This study describes the prevalence of SARS-CoV-2 co-infection with noncoronavirus respiratory pathogens in a sample of symptomatic patients undergoing PCR testing in March 2020. The results suggest that routine testing for non–SARS-CoV-2 respiratory pathogens during the COVID-19 pandemic is unlikely to provide clinical benefit unless a positive result would change disease management (eg, neuraminidase inhibitors for influenza in appropriate patients).
The authors performed real-time reverse transcriptase–polymerase chain reaction tests for SARS-CoV-2 and other respiratory pathogens on nasopharyngeal swabs of symptomatic patients (eg, cough, fever, dyspnea) from March 3 through 25, 2020 from multiple sites in northern California. They calculated the proportions of specimens positive for SARS-CoV-2 and for each non–SARS-CoV-2 pathogen, stratified by SARS-CoV-2 infection status.

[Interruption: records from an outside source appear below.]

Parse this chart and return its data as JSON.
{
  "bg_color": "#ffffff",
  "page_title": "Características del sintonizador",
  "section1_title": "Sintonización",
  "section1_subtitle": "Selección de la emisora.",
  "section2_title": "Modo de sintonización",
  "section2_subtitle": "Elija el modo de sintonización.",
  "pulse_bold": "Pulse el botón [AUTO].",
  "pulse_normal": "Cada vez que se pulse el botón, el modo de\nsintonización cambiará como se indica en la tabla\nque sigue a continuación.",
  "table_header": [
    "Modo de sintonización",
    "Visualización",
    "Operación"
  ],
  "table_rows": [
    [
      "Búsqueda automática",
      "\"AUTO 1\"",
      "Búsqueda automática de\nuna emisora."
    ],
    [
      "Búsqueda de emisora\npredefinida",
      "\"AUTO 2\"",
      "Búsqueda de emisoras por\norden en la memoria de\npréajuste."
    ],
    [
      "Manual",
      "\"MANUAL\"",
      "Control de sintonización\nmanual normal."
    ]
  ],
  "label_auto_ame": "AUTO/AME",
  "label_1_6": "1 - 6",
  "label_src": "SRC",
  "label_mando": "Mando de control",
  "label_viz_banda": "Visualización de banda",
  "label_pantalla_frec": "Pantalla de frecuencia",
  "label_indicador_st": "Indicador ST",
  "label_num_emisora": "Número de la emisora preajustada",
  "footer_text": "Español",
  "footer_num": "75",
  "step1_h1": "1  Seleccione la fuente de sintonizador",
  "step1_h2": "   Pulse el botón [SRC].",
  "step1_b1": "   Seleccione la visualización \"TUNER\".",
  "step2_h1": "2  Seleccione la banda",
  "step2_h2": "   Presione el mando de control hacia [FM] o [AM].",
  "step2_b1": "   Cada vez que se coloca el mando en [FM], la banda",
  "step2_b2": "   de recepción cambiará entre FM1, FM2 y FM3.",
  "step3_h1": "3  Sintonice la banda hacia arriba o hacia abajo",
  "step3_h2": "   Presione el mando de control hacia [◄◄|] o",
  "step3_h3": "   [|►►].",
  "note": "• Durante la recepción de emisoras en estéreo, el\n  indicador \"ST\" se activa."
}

They included 1217 specimens tested for SARS-CoV-2 and other respiratory pathogens from 1206 unique patients; 116 of the 1217 specimens (9.5%) were positive for SARS-CoV-2 and 318 (26.1%) were positive for 1 or more non–SARS-CoV-2 pathogens.
Results suggest higher rates of co-infection between SARS-CoV-2 and other respiratory pathogens than previously reported, with no significant difference in rates of SARS-CoV-2 infection in patients with and without other pathogens.